The day of the open house, Jon and Mari arose with the sun as usual and headed to the feria to shop for food and basic household necessities that they purchase and deliver to 18 families every Saturday without fail. At 7:00 a.m., while they were shopping, I was adhering to the new and amazingly productive two-hour morning writing schedule I alluded to in my last email. When they returned, Jon dumped bags and bags of carrots, potatoes, onions, rice, peppers, pineapples, tomatoes, packages of soda crackers, toilet paper, bars of soap, juice mix, some sort of local root I'll never learn to cook, onto the patio. Assembly line style, we got 18 boxes organized, packed into the car and on their way to families living in unimaginable poverty.  I know how it feels now, to sit inside a shack built of recycled corrugated steel panels and bits of wood that leak in the light, and probably bugs - a family of five lives here, and you know, the children were clean, smiling little cuties - this family is poor, but they are also happy.  Our next stop was to visit an American ex-pat, the former owner of a well-known hotel near Cape Kennedy/Canaveral, who has spent something like the last 20 years helping needy families in Costa Rica, until now, at this very late age of his life when he finds himself the one in need. I felt embarrassed recalling my search for vanilla beans - the cost equivalent to four bags of rice.

 

So far I've had lunch at a Chinese buffet, the Hotel Europa in the heart of the of the city, seen the one and only Ojo de Agua in Belen, played chess in the park surrounding the pools, made American-style gravy for the open house (I'm afraid I oversold my ability to make this, which in reality I'd only done once or twice, but thankfully it was a good gravy day - phew), and seen a ballet that was only interrupted twice by car alarms. But Saturday’s delivery weighs on me and these other excursions are easy to abbreviate, although I can mention the earthquake on Monday night: it sounded like a baseball bat and set off an entire city of car alarms, of course.

 

Then there is writing. I've mentioned Bob's book, "From Where You Dream", and would like to include a short paragraph.
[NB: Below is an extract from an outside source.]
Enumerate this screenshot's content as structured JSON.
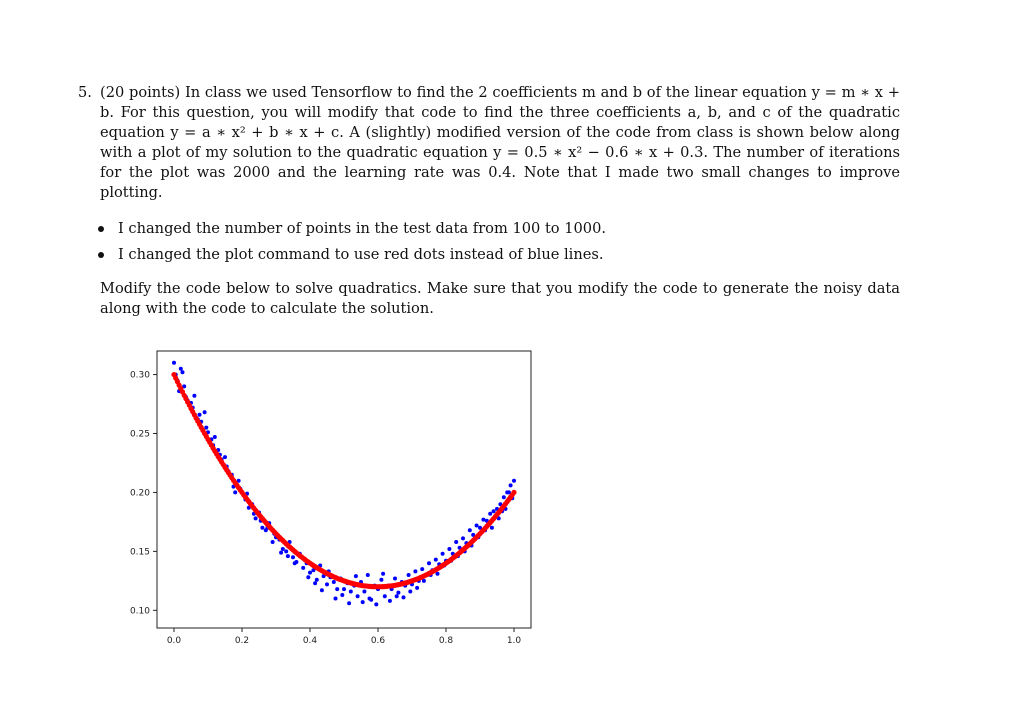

He says: "...When I've finished a work, some time passes, and I'm working up to something new, I feel that I am utterly wasting my life. I do trivial, ghastly, quotidian stuff; I hate myself; I complain about myself to my wife, and that hatred daily increases. Finally she says to me, '.... you've reached total self-loathing; you're about to start writing.'  ...Soon thereafter, the door opens up to my unconscious, to my new work, and I leap in. And then I write every day and I am scared every day and I am happy every day."  That pretty much sums it up for me. I am writing every day, I am scared every day, and I am happy every day. It is working.

  

The last thing I see from my little loft before I sign off? Beyond the razor wire young boys playing soccer in the rain. Good night - mi cerebro es fatigado.